Es war ein großartiges Wochenende für Antimaterie-Fans, als das CERN bekannt gab, dass es ganze Atome des lebhaften, schwer fassbaren Stoffes für über 16 Minuten gefangen hat.

Das ist die längste Zeit, in der es jemandem gelungen ist, Antimaterie-Atome festzuhalten – sie sind bekanntlich schwer zu fangen, weil Antimaterie sich vernichtet, sobald sie auf Materie trifft.

Das CERN in Genf verkündete wie üblich bei Durchbrüchen in der Antimaterie: Wir sind jetzt einen Schritt näher an der Lösung der großen Rätsel der Natur und des Universums. Der Urknall sollte eine gleiche Menge an Materie und Antimaterie erzeugt haben. Doch Antimaterie ist rar; deshalb hoffen Wissenschaftler zu erfahren, was mit ihr passiert ist und wie sie funktioniert. Das wiederum könnte unser grundlegendes Verständnis der gewöhnlichen Materie erschüttern.

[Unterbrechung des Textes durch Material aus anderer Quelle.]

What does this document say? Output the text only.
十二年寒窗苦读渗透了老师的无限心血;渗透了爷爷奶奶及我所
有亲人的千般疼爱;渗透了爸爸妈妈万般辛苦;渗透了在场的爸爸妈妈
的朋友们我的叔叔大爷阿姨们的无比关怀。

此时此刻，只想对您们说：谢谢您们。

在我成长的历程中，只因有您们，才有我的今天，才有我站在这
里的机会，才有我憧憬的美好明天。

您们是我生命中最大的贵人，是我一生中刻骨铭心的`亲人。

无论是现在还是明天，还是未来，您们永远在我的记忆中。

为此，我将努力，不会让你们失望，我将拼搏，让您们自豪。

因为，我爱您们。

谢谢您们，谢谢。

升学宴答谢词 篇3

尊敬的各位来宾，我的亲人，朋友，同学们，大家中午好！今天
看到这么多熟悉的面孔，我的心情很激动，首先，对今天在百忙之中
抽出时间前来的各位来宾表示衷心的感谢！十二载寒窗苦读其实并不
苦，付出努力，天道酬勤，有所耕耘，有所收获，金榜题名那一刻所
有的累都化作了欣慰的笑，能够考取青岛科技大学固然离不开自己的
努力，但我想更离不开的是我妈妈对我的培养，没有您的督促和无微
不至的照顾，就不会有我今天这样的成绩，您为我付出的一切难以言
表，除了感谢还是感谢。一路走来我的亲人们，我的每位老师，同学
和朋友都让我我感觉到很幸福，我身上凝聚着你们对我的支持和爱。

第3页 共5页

„Die Hälfte des Universums ist verschwunden, also steht offenbar eine Art Umdenken auf der Tagesordnung“, sagte Jeffrey Hangst vom CERN bei der Bekanntgabe der 16-minütigen Leistung.

Die tiefgreifenden Möglichkeiten des CERN-Fortschritts sind nicht zu leugnen, daher überlasse ich diese Diskussion anderen.

Nun möchte ich die Gelegenheit nutzen, um eine andere Seite der Antimaterie zu erkunden: ihre praktische oder sogar alltägliche Seite.

Eine Sache, die bei Antimaterie sicher ist, ist, dass sie explodiert, wenn sie auf Materie trifft. Macht man sich das zunutze, sind die Einsatzmöglichkeiten grenzenlos.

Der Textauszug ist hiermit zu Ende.